Organic load reduction is partial because soluble organics remain after solids removal. Studies report 25–60% COD removal; one PAC program yielded about 26.5% COD removal with BOD₅ around 34% (mdpi.com), while a polyamine–PAC combination reached 59–60% COD removal (mdpi.com). Phosphorus typically complexes with metal coagulants, with >90% removal reported (mdpi.com), and total nitrogen removal around 50% was observed in one test (mdpi.com). Coagulant acidity/alkalinity can shift pH, but prior neutralization stabilizes effluent around pH 6–7.

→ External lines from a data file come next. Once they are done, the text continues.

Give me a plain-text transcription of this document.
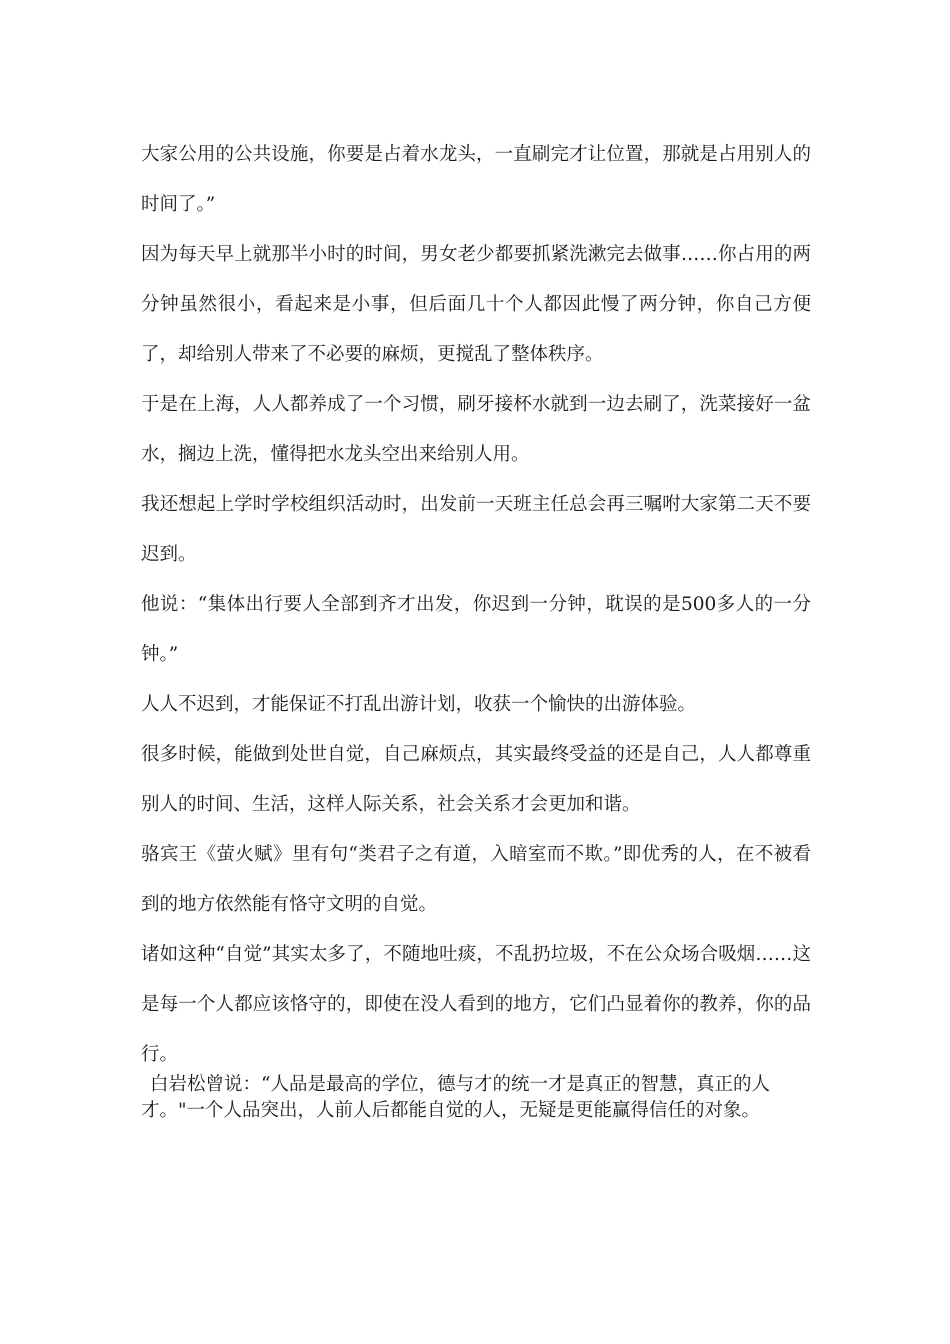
大家公用的公共设施，你要是占着水龙头，一直刷完才让位置，那就是占用别人的时间了。”

因为每天早上就那半小时的时间，男女老少都要抓紧洗漱完去做事……你占用的两分钟虽然很小，看起来是小事，但后面几十个人都因此慢了两分钟，你自己方便了，却给别人带来了不必要的麻烦，更搅乱了整体秩序。

于是在上海，人人都养成了一个习惯，刷牙接杯水就到一边去刷了，洗菜接好一盆水，搁边上洗，懂得把水龙头空出来给别人用。

我还想起上学时学校组织活动时，出发前一天班主任总会再三嘱咐大家第二天不要迟到。

他说：“集体出行要人全部到齐才出发，你迟到一分钟，耽误的是500多人的一分钟。”

人人不迟到，才能保证不打乱出游计划，收获一个愉快的出游体验。

很多时候，能做到处世自觉，自己麻烦点，其实最终受益的还是自己，人人都尊重别人的时间、生活，这样人际关系，社会关系才会更加和谐。

骆宾王《萤火赋》里有句“类君子之有道，入暗室而不欺。”即优秀的人，在不被看到的地方依然能有恪守文明的自觉。

诸如这种“自觉”其实太多了，不随地吐痰，不乱扔垃圾，不在公众场合吸烟……这是每一个人都应该恪守的，即使在没人看到的地方，它们凸显着你的教养，你的品行。

白岩松曾说：“人品是最高的学位，德与才的统一才是真正的智慧，真正的人才。"一个人品突出，人前人后都能自觉的人，无疑是更能赢得信任的对象。
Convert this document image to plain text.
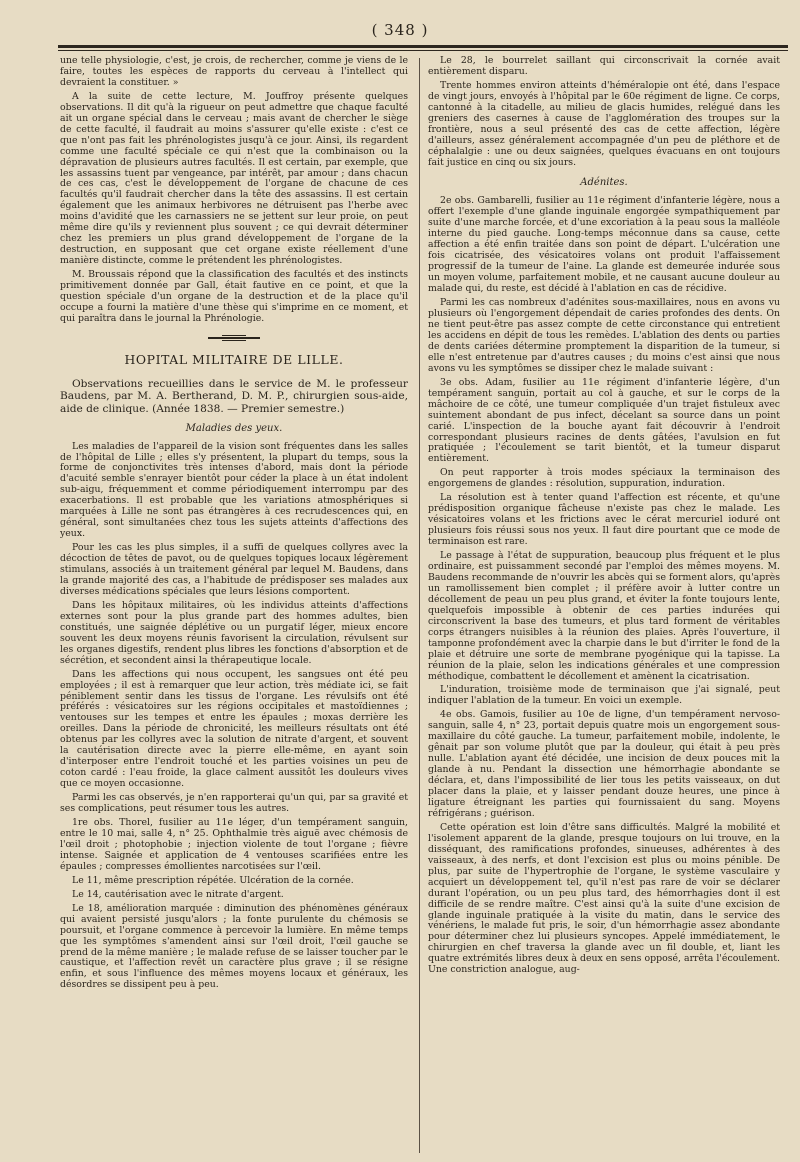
( 348 )

une telle physiologie, c'est, je crois, de rechercher, comme je viens de le faire, toutes les espèces de rapports du cerveau à l'intellect qui devraient la constituer. »

A la suite de cette lecture, M. Jouffroy présente quelques observations. Il dit qu'à la rigueur on peut admettre que chaque faculté ait un organe spécial dans le cerveau ; mais avant de chercher le siège de cette faculté, il faudrait au moins s'assurer qu'elle existe : c'est ce que n'ont pas fait les phrénologistes jusqu'à ce jour. Ainsi, ils regardent comme une faculté spéciale ce qui n'est que la combinaison ou la dépravation de plusieurs autres facultés. Il est certain, par exemple, que les assassins tuent par vengeance, par intérêt, par amour ; dans chacun de ces cas, c'est le développement de l'organe de chacune de ces facultés qu'il faudrait chercher dans la tête des assassins. Il est certain également que les animaux herbivores ne détruisent pas l'herbe avec moins d'avidité que les carnassiers ne se jettent sur leur proie, on peut même dire qu'ils y reviennent plus souvent ; ce qui devrait déterminer chez les premiers un plus grand développement de l'organe de la destruction, en supposant que cet organe existe réellement d'une manière distincte, comme le prétendent les phrénologistes.

M. Broussais répond que la classification des facultés et des instincts primitivement donnée par Gall, était fautive en ce point, et que la question spéciale d'un organe de la destruction et de la place qu'il occupe a fourni la matière d'une thèse qui s'imprime en ce moment, et qui paraîtra dans le journal la Phrénologie.

HOPITAL MILITAIRE DE LILLE.
Observations recueillies dans le service de M. le professeur Baudens, par M. A. Bertherand, D. M. P., chirurgien sous-aide, aide de clinique. (Année 1838. — Premier semestre.)
Maladies des yeux.

Les maladies de l'appareil de la vision sont fréquentes dans les salles de l'hôpital de Lille ; elles s'y présentent, la plupart du temps, sous la forme de conjonctivites très intenses d'abord, mais dont la période d'acuité semble s'enrayer bientôt pour céder la place à un état indolent sub-aigu, fréquemment et comme périodiquement interrompu par des exacerbations. Il est probable que les variations atmosphériques si marquées à Lille ne sont pas étrangères à ces recrudescences qui, en général, sont simultanées chez tous les sujets atteints d'affections des yeux.

Pour les cas les plus simples, il a suffi de quelques collyres avec la décoction de têtes de pavot, ou de quelques topiques locaux légèrement stimulans, associés à un traitement général par lequel M. Baudens, dans la grande majorité des cas, a l'habitude de prédisposer ses malades aux diverses médications spéciales que leurs lésions comportent.

Dans les hôpitaux militaires, où les individus atteints d'affections externes sont pour la plus grande part des hommes adultes, bien constitués, une saignée déplétive ou un purgatif léger, mieux encore souvent les deux moyens réunis favorisent la circulation, révulsent sur les organes digestifs, rendent plus libres les fonctions d'absorption et de sécrétion, et secondent ainsi la thérapeutique locale.

Dans les affections qui nous occupent, les sangsues ont été peu employées ; il est à remarquer que leur action, très médiate ici, se fait péniblement sentir dans les tissus de l'organe. Les révulsifs ont été préférés : vésicatoires sur les régions occipitales et mastoïdiennes ; ventouses sur les tempes et entre les épaules ; moxas derrière les oreilles. Dans la période de chronicité, les meilleurs résultats ont été obtenus par les collyres avec la solution de nitrate d'argent, et souvent la cautérisation directe avec la pierre elle-même, en ayant soin d'interposer entre l'endroit touché et les parties voisines un peu de coton cardé : l'eau froide, la glace calment aussitôt les douleurs vives que ce moyen occasionne.

Parmi les cas observés, je n'en rapporterai qu'un qui, par sa gravité et ses complications, peut résumer tous les autres.

1re obs. Thorel, fusilier au 11e léger, d'un tempérament sanguin, entre le 10 mai, salle 4, n° 25. Ophthalmie très aiguë avec chémosis de l'œil droit ; photophobie ; injection violente de tout l'organe ; fièvre intense. Saignée et application de 4 ventouses scarifiées entre les épaules ; compresses émollientes narcotisées sur l'œil.

Le 11, même prescription répétée. Ulcération de la cornée.

Le 14, cautérisation avec le nitrate d'argent.

Le 18, amélioration marquée : diminution des phénomènes généraux qui avaient persisté jusqu'alors ; la fonte purulente du chémosis se poursuit, et l'organe commence à percevoir la lumière. En même temps que les symptômes s'amendent ainsi sur l'œil droit, l'œil gauche se prend de la même manière ; le malade refuse de se laisser toucher par le caustique, et l'affection revêt un caractère plus grave ; il se résigne enfin, et sous l'influence des mêmes moyens locaux et généraux, les désordres se dissipent peu à peu.

Le 28, le bourrelet saillant qui circonscrivait la cornée avait entièrement disparu.

Trente hommes environ atteints d'héméralopie ont été, dans l'espace de vingt jours, envoyés à l'hôpital par le 60e régiment de ligne. Ce corps, cantonné à la citadelle, au milieu de glacis humides, relégué dans les greniers des casernes à cause de l'agglomération des troupes sur la frontière, nous a seul présenté des cas de cette affection, légère d'ailleurs, assez généralement accompagnée d'un peu de pléthore et de céphalalgie : une ou deux saignées, quelques évacuans en ont toujours fait justice en cinq ou six jours.

Adénites.

2e obs. Gambarelli, fusilier au 11e régiment d'infanterie légère, nous a offert l'exemple d'une glande inguinale engorgée sympathiquement par suite d'une marche forcée, et d'une excoriation à la peau sous la malléole interne du pied gauche. Long-temps méconnue dans sa cause, cette affection a été enfin traitée dans son point de départ. L'ulcération une fois cicatrisée, des vésicatoires volans ont produit l'affaissement progressif de la tumeur de l'aine. La glande est demeurée indurée sous un moyen volume, parfaitement mobile, et ne causant aucune douleur au malade qui, du reste, est décidé à l'ablation en cas de récidive.

Parmi les cas nombreux d'adénites sous-maxillaires, nous en avons vu plusieurs où l'engorgement dépendait de caries profondes des dents. On ne tient peut-être pas assez compte de cette circonstance qui entretient les accidens en dépit de tous les remèdes. L'ablation des dents ou parties de dents cariées détermine promptement la disparition de la tumeur, si elle n'est entretenue par d'autres causes ; du moins c'est ainsi que nous avons vu les symptômes se dissiper chez le malade suivant :

3e obs. Adam, fusilier au 11e régiment d'infanterie légère, d'un tempérament sanguin, portait au col à gauche, et sur le corps de la mâchoire de ce côté, une tumeur compliquée d'un trajet fistuleux avec suintement abondant de pus infect, décelant sa source dans un point carié. L'inspection de la bouche ayant fait découvrir à l'endroit correspondant plusieurs racines de dents gâtées, l'avulsion en fut pratiquée ; l'écoulement se tarit bientôt, et la tumeur disparut entièrement.

On peut rapporter à trois modes spéciaux la terminaison des engorgemens de glandes : résolution, suppuration, induration.

La résolution est à tenter quand l'affection est récente, et qu'une prédisposition organique fâcheuse n'existe pas chez le malade. Les vésicatoires volans et les frictions avec le cérat mercuriel ioduré ont plusieurs fois réussi sous nos yeux. Il faut dire pourtant que ce mode de terminaison est rare.

Le passage à l'état de suppuration, beaucoup plus fréquent et le plus ordinaire, est puissamment secondé par l'emploi des mêmes moyens. M. Baudens recommande de n'ouvrir les abcès qui se forment alors, qu'après un ramollissement bien complet ; il préfère avoir à lutter contre un décollement de peau un peu plus grand, et éviter la fonte toujours lente, quelquefois impossible à obtenir de ces parties indurées qui circonscrivent la base des tumeurs, et plus tard forment de véritables corps étrangers nuisibles à la réunion des plaies. Après l'ouverture, il tamponne profondément avec la charpie dans le but d'irriter le fond de la plaie et détruire une sorte de membrane pyogénique qui la tapisse. La réunion de la plaie, selon les indications générales et une compression méthodique, combattent le décollement et amènent la cicatrisation.

L'induration, troisième mode de terminaison que j'ai signalé, peut indiquer l'ablation de la tumeur. En voici un exemple.

4e obs. Gamois, fusilier au 10e de ligne, d'un tempérament nervoso-sanguin, salle 4, n° 23, portait depuis quatre mois un engorgement sous-maxillaire du côté gauche. La tumeur, parfaitement mobile, indolente, le gênait par son volume plutôt que par la douleur, qui était à peu près nulle. L'ablation ayant été décidée, une incision de deux pouces mit la glande à nu. Pendant la dissection une hémorrhagie abondante se déclara, et, dans l'impossibilité de lier tous les petits vaisseaux, on dut placer dans la plaie, et y laisser pendant douze heures, une pince à ligature étreignant les parties qui fournissaient du sang. Moyens réfrigérans ; guérison.

Cette opération est loin d'être sans difficultés. Malgré la mobilité et l'isolement apparent de la glande, presque toujours on lui trouve, en la disséquant, des ramifications profondes, sinueuses, adhérentes à des vaisseaux, à des nerfs, et dont l'excision est plus ou moins pénible. De plus, par suite de l'hypertrophie de l'organe, le système vasculaire y acquiert un développement tel, qu'il n'est pas rare de voir se déclarer durant l'opération, ou un peu plus tard, des hémorrhagies dont il est difficile de se rendre maître. C'est ainsi qu'à la suite d'une excision de glande inguinale pratiquée à la visite du matin, dans le service des vénériens, le malade fut pris, le soir, d'un hémorrhagie assez abondante pour déterminer chez lui plusieurs syncopes. Appelé immédiatement, le chirurgien en chef traversa la glande avec un fil double, et, liant les quatre extrémités libres deux à deux en sens opposé, arrêta l'écoulement. Une constriction analogue, aug-
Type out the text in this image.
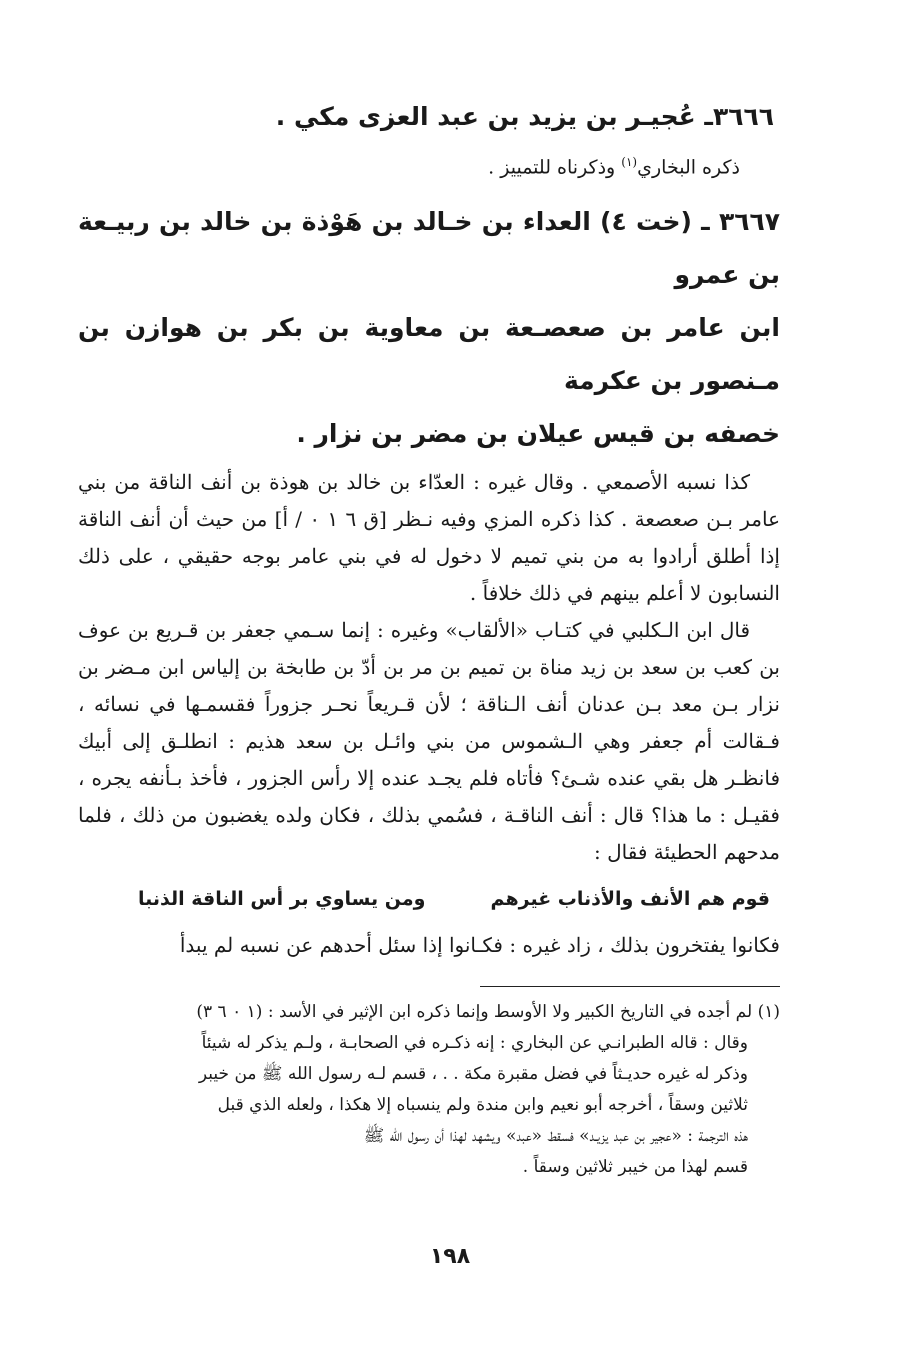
٣٦٦٦ـ عُجيـر بن يزيد بن عبد العزى مكي .

ذكره البخاري$^{(١)}$ وذكرناه للتمييز .

٣٦٦٧ ـ (خت ٤) العداء بن خـالد بن هَوْذة بن خالد بن ربيـعة بن عمرو

ابن عامر بن صعصـعة بن معاوية بن بكر بن هوازن بن مـنصور بن عكرمة

خصفه بن قيس عيلان بن مضر بن نزار .

كذا نسبه الأصمعي . وقال غيره : العدّاء بن خالد بن هوذة بن أنف الناقة من بني عامر بـن صعصعة . كذا ذكره المزي وفيه نـظر [ق ٦ ١ ٠ / أ] من حيث أن أنف الناقة إذا أطلق أرادوا به من بني تميم لا دخول له في بني عامر بوجه حقيقي ، على ذلك النسابون لا أعلم بينهم في ذلك خلافاً .

قال ابن الـكلبي في كتـاب «الألقاب» وغيره : إنما سـمي جعفر بن قـريع بن عوف بن كعب بن سعد بن زيد مناة بن تميم بن مر بن أدّ بن طابخة بن إلياس ابن مـضر بن نزار بـن معد بـن عدنان أنف الـناقة ؛ لأن قـريعاً نحـر جزوراً فقسمـها في نسائه ، فـقالت أم جعفر وهي الـشموس من بني وائـل بن سعد هذيم : انطلـق إلى أبيك فانظـر هل بقي عنده شـئ؟ فأتاه فلم يجـد عنده إلا رأس الجزور ، فأخذ بـأنفه يجره ، فقيـل : ما هذا؟ قال : أنف الناقـة ، فسُمي بذلك ، فكان ولده يغضبون من ذلك ، فلما مدحهم الحطيئة فقال :

قوم هم الأنف والأذناب غيرهم
ومن يساوي بر أس الناقة الذنبا

فكانوا يفتخرون بذلك ، زاد غيره : فكـانوا إذا سئل أحدهم عن نسبه لم يبدأ

(١) لم أجده في التاريخ الكبير ولا الأوسط وإنما ذكره ابن الإثير في الأسد : (١ ٠ ٦ ٣)
وقال : قاله الطبرانـي عن البخاري : إنه ذكـره في الصحابـة ، ولـم يذكر له شيئاً
وذكر له غيره حديـثاً في فضل مقبرة مكة . . ، قسم لـه رسول الله ﷺ من خيبر
ثلاثين وسقاً ، أخرجه أبو نعيم وابن مندة ولم ينسباه إلا هكذا ، ولعله الذي قبل
هذه الترجمة : «عجير بن عبد يزيـد» فسقط «عبد» ويشهد لهذا أن رسول الله ﷺ
قسم لهذا من خيبر ثلاثين وسقاً .

١٩٨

Clarification and sludge management
Coagulation produces a chemical sludge requiring handling. An industrial test reported flocculated sludge at about 4.5–5% solids and a yield near ≈1.0 kg dry solids per kg COD removed (mdpi.com). Removing 50 kg COD/day would generate roughly 50 kg dry sludge, or about 1 ton wet sludge at ~5% DS. Provision for thickening and dewatering is part of wastewater ancillaries.
Quantified outcomes and example
From a starting point of COD ~2,000 mg/L and TSS ~200 mg/L, coarse screening and quiescent removal may skim 10–20% of TSS. With tuned coagulation (e.g., PAC or ferric plus polymer), studies indicate >80% TSS removal—cutting 200 mg/L to about ~40 mg/L (mdpi.com; mdpi.com). COD typically drops by ~30–50%, to ~1,000–1,400 mg/L depending on chemistry (mdpi.com; mdpi.com), with BOD₅ falling by a similar fraction into the few‑hundreds mg/L. Phosphorus sinks to near zero, and pH holds in the neutral range.
On a load basis, every 100 kg/day of BOD or COD entering pretreatment sees 30–60 kg/day removed before the main WWTP. Meeting limits like BOD ≤75 mg/L, COD ≤170 mg/L, TSS ≤70 mg/L, and pH 6–9 (fr.scribd.com) requires downstream biological polishing; this pretreatment reduces the shock to the biological step (mdpi.com). Biological systems at the main plant can be selected from biological digestion platforms as appropriate to site design.
Design summary and equipment anchors
The dedicated pretreatment train is straightforward: screening to remove broken glass and large solids, an EQ tank to buffer flows and loads, pH adjustment to 6.5–8.0, then coagulation/flocculation followed by clarification. In practice that maps to coarse screening via physical separation with optional strainers; pH control with a dosing pump and probes under ancillaries; chemistry using PAC and flocculants; and solids capture in a clarifier. Empirical data show this combination typically cuts suspended solids by ~80–90% and reduces organic load by 30–60%, with >90% phosphorus removal (mdpi.com; mdpi.com).
Source references
Joyce et al. (1977), “State of the Art: Wastewater Management in the Beverage Industry,” EPA‑600/2‑77‑048, US EPA (nepis.epa.gov; nepis.epa.gov).
Miino et al. (2025), Applied Sciences 15(6):2999, “Treatment of a Real Brewery Wastewater with Coagulation and Flocculation” (mdpi.com; mdpi.com).
Shabangu et al. (2022), Water 14(16):2495, “Chemical Coagulation in South African Brewery Wastewater” (mdpi.com; mdpi.com).
Government of Indonesia (1995), Keputusan MENLH 51/1995: Baku Mutu Limbah Bagi Industri Bir (Brewery Effluent Standards) (fr.scribd.com).
Aremanda et al. (2020), Equilibrium J. Chem. Eng. 6(2): Brewery Effluent Treatment with Coagulants (water use stats) (jurnal.uns.ac.id; jurnal.uns.ac.id).